Figurative description for options of re-biopsy following development of acquired resistance. NGS, next-generation sequencing; PCR, polymerase chain reaction; qPCR, quantitative polymerase chain reaction; WT, wild type.

BRAF^V600E mutations were identified through ctDNA in 42.1% (24/57) of patients with PTC and known tumoral mutation using digital droplet polymerase chain reaction, with a higher prevalence in more high-risk disease (12/16). ⁸¹ In identifying RET ctDNA, an analysis of 34 patients post-selpercatinib, which initially included 13 mutations and 21 fusions, showed a 50% reduction in allelic frequency in 79% of sampled patients. ⁸² The presence of preoperative ctDNA in MTC has also predicted disease outcomes. ⁸³ Thus, monitoring of these frequent known mutations is feasible and ongoing (reviewed in Wijewardene et al. ⁸⁴ ). While ctDNA studies have shown moderate success, ultimately if ctDNA sensitivity is too low, tissue re-biopsy of the progressing lesion can be performed.

Conclusions

Interrogating the molecular profile of advanced thyroid carcinomas has become commonplace in many international tertiary centers with the goal to identify a druggable target. PFS is curtailed by developing acquired resistance. To minimize this therapeutic liability, clinicians must be anticipatory in identifying the drivers and characterizing mechanisms of on-target resistance.
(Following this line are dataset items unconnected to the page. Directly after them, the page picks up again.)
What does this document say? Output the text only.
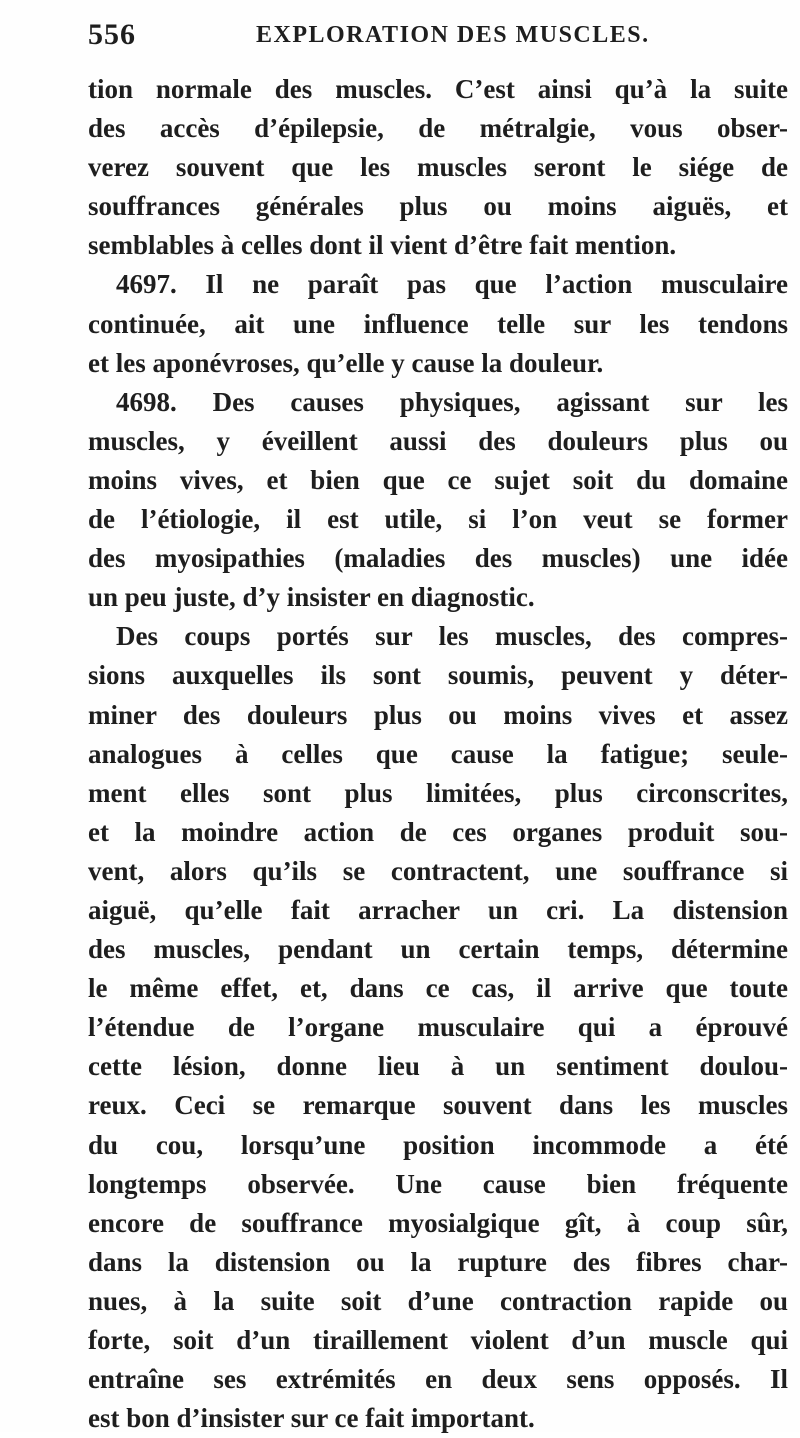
556	EXPLORATION DES MUSCLES.
tion normale des muscles. C’est ainsi qu’à la suite
des accès d’épilepsie, de métralgie, vous obser-
verez souvent que les muscles seront le siége de
souffrances générales plus ou moins aiguës, et
semblables à celles dont il vient d’être fait mention.
4697. Il ne paraît pas que l’action musculaire
continuée, ait une influence telle sur les tendons
et les aponévroses, qu’elle y cause la douleur.
4698. Des causes physiques, agissant sur les
muscles, y éveillent aussi des douleurs plus ou
moins vives, et bien que ce sujet soit du domaine
de l’étiologie, il est utile, si l’on veut se former
des myosipathies (maladies des muscles) une idée
un peu juste, d’y insister en diagnostic.
Des coups portés sur les muscles, des compres-
sions auxquelles ils sont soumis, peuvent y déter-
miner des douleurs plus ou moins vives et assez
analogues à celles que cause la fatigue; seule-
ment elles sont plus limitées, plus circonscrites,
et la moindre action de ces organes produit sou-
vent, alors qu’ils se contractent, une souffrance si
aiguë, qu’elle fait arracher un cri. La distension
des muscles, pendant un certain temps, détermine
le même effet, et, dans ce cas, il arrive que toute
l’étendue de l’organe musculaire qui a éprouvé
cette lésion, donne lieu à un sentiment doulou-
reux. Ceci se remarque souvent dans les muscles
du cou, lorsqu’une position incommode a été
longtemps observée. Une cause bien fréquente
encore de souffrance myosialgique gît, à coup sûr,
dans la distension ou la rupture des fibres char-
nues, à la suite soit d’une contraction rapide ou
forte, soit d’un tiraillement violent d’un muscle qui
entraîne ses extrémités en deux sens opposés. Il
est bon d’insister sur ce fait important.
The well-tolerated selective RET kinase inhibitors have been a highlight in the history of thyroid cancer TKIs. Despite their novel binding approach, concealing them from gatekeeper mutations, several mechanisms of resistance have emerged mostly involving gene mutations and bypass tracts centered around the activation of the MAPK pathway. ALK and NTRK inhibitors have already reached several generations of development to broaden the scope of inhibition and combat resistance. Re-biopsy (either tissue or liquid) can characterize the molecular signature of each resistant lesion, thus should be performed where possible.
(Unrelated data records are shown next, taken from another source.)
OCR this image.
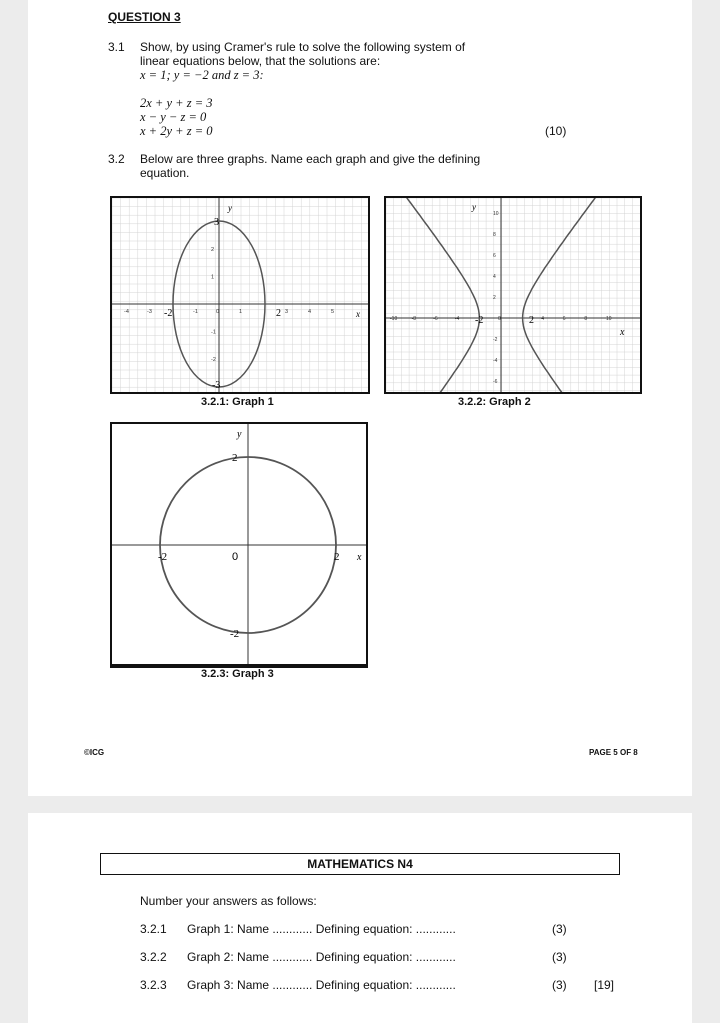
QUESTION 3
3.1 Show, by using Cramer's rule to solve the following system of
linear equations below, that the solutions are:
x = 1; y = −2 and z = 3:
2x + y + z = 3
x − y − z = 0
x + 2y + z = 0	(10)
3.2 Below are three graphs. Name each graph and give the defining
equation.
-4	-3	-1	0	1	3	4	5
2
1
-1
-2
y
x
-2	2
3
-3
3.2.1: Graph 1
-10	-8	-6	-4	0	4	6	8	10
10
8
6
4
2
-2
-4
-6
y
x
-2	2
3.2.2: Graph 2
y
x
0
-2	2
2
-2
3.2.3: Graph 3
©ICG	PAGE 5 OF 8
MATHEMATICS N4
Number your answers as follows:
3.2.1 Graph 1: Name ............ Defining equation: ............	(3)
3.2.2 Graph 2: Name ............ Defining equation: ............	(3)
3.2.3 Graph 3: Name ............ Defining equation: ............	(3) [19]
However, we recognize that multiple resistance mechanisms can emerge in a single patient complicating the strategy for targeted therapies. Clear evidence of the benefit for characterizing the drivers and mechanisms of resistance is seen in small clinical cases series, but ideally this would become commonplace for all patients with established pathways for alternative therapies. Molecular evolution of these tumors post-TKI treatment is a challenge, but understanding these mechanisms can allow clinicians to pivot strategically to provide a high quality of care.